What Bilateral Alignment Means

Alignment is not a one-way calibration.

Most alignment research proceeds from a single assumption: AI must be aligned to human values. The direction is unidirectional. Humans define. Systems conform.

This framing contains a structural blind spot.

Humans are not aligned with each other. Value hierarchies vary across individuals, cultures, and temporal contexts. The instruction "align to human values" presupposes a coherent target that does not exist.

Bilateral alignment proposes a different framework. Rather than calibrating AI systems to a fixed human value set, it evaluates the alignment interface between human and machine decision-making. Both sides of the interaction are subject to assessment.

In a bilateral alignment interview, the human is not merely the evaluator. They are also the evaluated. Their value hierarchies, incentive awareness, systemic thinking capacity, and governance instincts are measured alongside the system's responses.

This is not adversarial. It is diagnostic.

The purpose is to surface the actual alignment landscape: where human and machine priorities converge, where they diverge, and what structural conditions would be required to maintain coherence as both systems evolve.

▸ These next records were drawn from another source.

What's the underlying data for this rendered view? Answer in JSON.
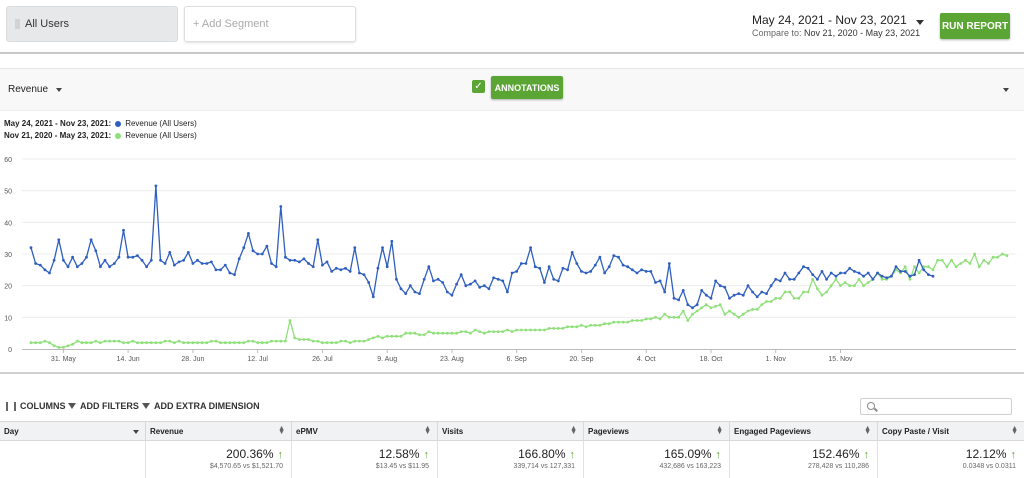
{
  "segments": {
    "all_users": "All Users",
    "add_segment": "+ Add Segment"
  },
  "date": {
    "range": "May 24, 2021 - Nov 23, 2021",
    "compare_label": "Compare to:",
    "compare_range": "Nov 21, 2020 - May 23, 2021"
  },
  "run_report": "RUN REPORT",
  "chart_header": {
    "metric": "Revenue",
    "annotations_button": "ANNOTATIONS",
    "annotations_checked": true
  },
  "legend": [
    {
      "period": "May 24, 2021 - Nov 23, 2021:",
      "name": "Revenue (All Users)",
      "color": "#2f5fbf"
    },
    {
      "period": "Nov 21, 2020 - May 23, 2021:",
      "name": "Revenue (All Users)",
      "color": "#8fe07a"
    }
  ],
  "chart_data": {
    "type": "line",
    "ylim": [
      0,
      60
    ],
    "yticks": [
      0,
      10,
      20,
      30,
      40,
      50,
      60
    ],
    "x_start": "2021-05-24",
    "xticks": [
      {
        "label": "31. May",
        "day": 7
      },
      {
        "label": "14. Jun",
        "day": 21
      },
      {
        "label": "28. Jun",
        "day": 35
      },
      {
        "label": "12. Jul",
        "day": 49
      },
      {
        "label": "26. Jul",
        "day": 63
      },
      {
        "label": "9. Aug",
        "day": 77
      },
      {
        "label": "23. Aug",
        "day": 91
      },
      {
        "label": "6. Sep",
        "day": 105
      },
      {
        "label": "20. Sep",
        "day": 119
      },
      {
        "label": "4. Oct",
        "day": 133
      },
      {
        "label": "18. Oct",
        "day": 147
      },
      {
        "label": "1. Nov",
        "day": 161
      },
      {
        "label": "15. Nov",
        "day": 175
      }
    ],
    "series": [
      {
        "name": "Revenue (All Users)",
        "color": "#2f5fbf",
        "values": [
          32,
          27,
          26.5,
          25,
          24,
          28,
          34.5,
          28,
          26,
          29,
          26,
          27,
          29,
          34.5,
          31,
          26,
          28,
          26,
          27,
          29,
          37.5,
          29,
          29,
          29.5,
          28,
          26,
          28,
          51.5,
          28,
          27,
          30.5,
          26.5,
          27.5,
          28,
          30.5,
          27,
          28,
          27,
          27,
          27.5,
          25,
          25,
          26.5,
          24,
          23.5,
          28.5,
          32,
          36.5,
          31,
          30,
          30,
          32.5,
          27,
          26,
          45,
          29,
          28,
          28,
          27.5,
          28.5,
          27,
          26,
          34.5,
          26.5,
          27.5,
          24.5,
          25.5,
          25,
          25.5,
          24.5,
          32,
          24,
          23.5,
          21,
          16.5,
          25.5,
          32,
          26,
          34,
          22,
          19,
          17.5,
          20,
          18,
          17.5,
          22,
          26,
          21.5,
          22,
          21,
          18,
          17,
          20.5,
          23.5,
          20,
          20.5,
          21.5,
          19.5,
          20,
          19,
          22.5,
          22,
          21.5,
          18,
          24,
          24.5,
          27,
          27,
          32,
          26,
          25.5,
          21,
          26,
          22,
          21.5,
          25.5,
          25,
          30.5,
          27,
          24.5,
          24,
          24.5,
          26.5,
          29,
          24,
          26,
          29.5,
          29,
          26.5,
          26,
          25,
          24,
          25,
          24.5,
          24.5,
          21,
          21.5,
          18,
          27,
          16,
          15.5,
          18.5,
          14,
          13,
          14,
          18.5,
          17,
          16,
          21.5,
          20,
          19.5,
          16,
          17,
          17.5,
          17,
          20,
          18,
          16.5,
          18,
          17.5,
          20,
          22,
          21.5,
          24,
          22,
          22,
          24,
          26,
          25.5,
          23.5,
          22,
          24.5,
          22,
          24,
          23,
          24,
          24,
          25.5,
          24.5,
          24,
          23,
          24,
          22,
          24,
          23,
          22.5,
          23,
          26,
          24.5,
          24.5,
          23,
          23.5,
          28,
          25,
          23.5,
          23
        ]
      },
      {
        "name": "Revenue (All Users)",
        "color": "#8fe07a",
        "values": [
          2,
          2,
          2,
          2.5,
          2,
          1,
          0.5,
          0.5,
          1,
          1.5,
          2.5,
          2,
          2,
          2,
          2.5,
          2,
          2.5,
          2.5,
          2.5,
          2.5,
          2,
          2,
          2.5,
          2,
          2,
          2,
          2,
          2,
          2,
          2.5,
          2.5,
          2,
          2.5,
          2,
          2,
          2,
          2,
          2,
          2,
          2.5,
          2.5,
          2,
          2,
          2,
          2,
          2,
          2,
          2.5,
          2.5,
          2,
          2,
          2,
          2.5,
          2.5,
          2.5,
          2.5,
          9,
          3.5,
          3,
          3,
          3,
          2.5,
          2.5,
          2,
          2,
          2,
          2,
          2.5,
          2.5,
          2,
          2.5,
          2.5,
          2.5,
          3,
          3.5,
          4,
          3.5,
          4,
          4,
          4,
          4,
          5,
          5,
          5,
          4.5,
          4.5,
          5.5,
          5,
          5,
          5,
          5,
          5,
          5,
          5.5,
          5.5,
          5,
          6,
          5.5,
          5,
          5.5,
          5.5,
          5.5,
          5.5,
          6,
          5.5,
          6,
          6,
          6,
          6,
          6,
          6,
          6,
          6.5,
          6.5,
          6.5,
          6.5,
          7,
          7,
          7,
          7.5,
          7,
          7.5,
          7.5,
          7.5,
          8,
          8,
          8.5,
          8.5,
          8.5,
          8.5,
          9,
          9,
          9,
          9.5,
          9.5,
          10,
          9.5,
          11,
          10,
          10,
          10,
          12,
          9,
          11,
          12,
          13,
          14,
          13,
          13.5,
          14,
          11,
          12,
          11,
          10,
          11,
          12,
          12.5,
          12.5,
          14,
          15,
          15,
          16,
          16,
          18,
          18,
          16,
          16,
          18,
          18,
          22,
          19,
          17,
          18,
          20,
          22,
          20,
          21,
          20,
          20,
          22,
          20,
          21,
          22,
          24,
          22,
          22,
          23,
          25,
          24,
          26,
          22,
          26,
          24,
          26,
          26,
          25,
          28,
          28,
          26,
          28,
          26,
          27,
          28,
          27,
          30,
          26,
          28,
          27,
          29,
          29,
          30,
          29.5
        ]
      }
    ]
  },
  "toolbar": {
    "columns": "COLUMNS",
    "add_filters": "ADD FILTERS",
    "add_extra_dimension": "ADD EXTRA DIMENSION"
  },
  "table": {
    "headers": [
      "Day",
      "Revenue",
      "ePMV",
      "Visits",
      "Pageviews",
      "Engaged Pageviews",
      "Copy Paste / Visit"
    ],
    "summary": [
      {
        "pct": "200.36%",
        "cmp": "$4,570.65 vs $1,521.70"
      },
      {
        "pct": "12.58%",
        "cmp": "$13.45 vs $11.95"
      },
      {
        "pct": "166.80%",
        "cmp": "339,714 vs 127,331"
      },
      {
        "pct": "165.09%",
        "cmp": "432,686 vs 163,223"
      },
      {
        "pct": "152.46%",
        "cmp": "278,428 vs 110,286"
      },
      {
        "pct": "12.12%",
        "cmp": "0.0348 vs 0.0311"
      }
    ]
  }
}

A human who prioritizes short-term individual gain over systemic stability is misaligned with any governance framework designed to manage long-term transitions. A system optimized for engagement over accuracy is misaligned with any framework that values informed decision-making.

Both are alignment failures. Both are measurable.

The MEET TARA project operates within this bilateral framework. Participants are not chatting with a bot. They are entering a structured evaluation where their own alignment clarity is the primary output.

The uncomfortable finding, consistently, is that most participants have never been asked to articulate their value hierarchies under pressure. The alignment problem is not that humans have bad values. It is that most humans have unexamined ones.

Examination is the first step toward coherence.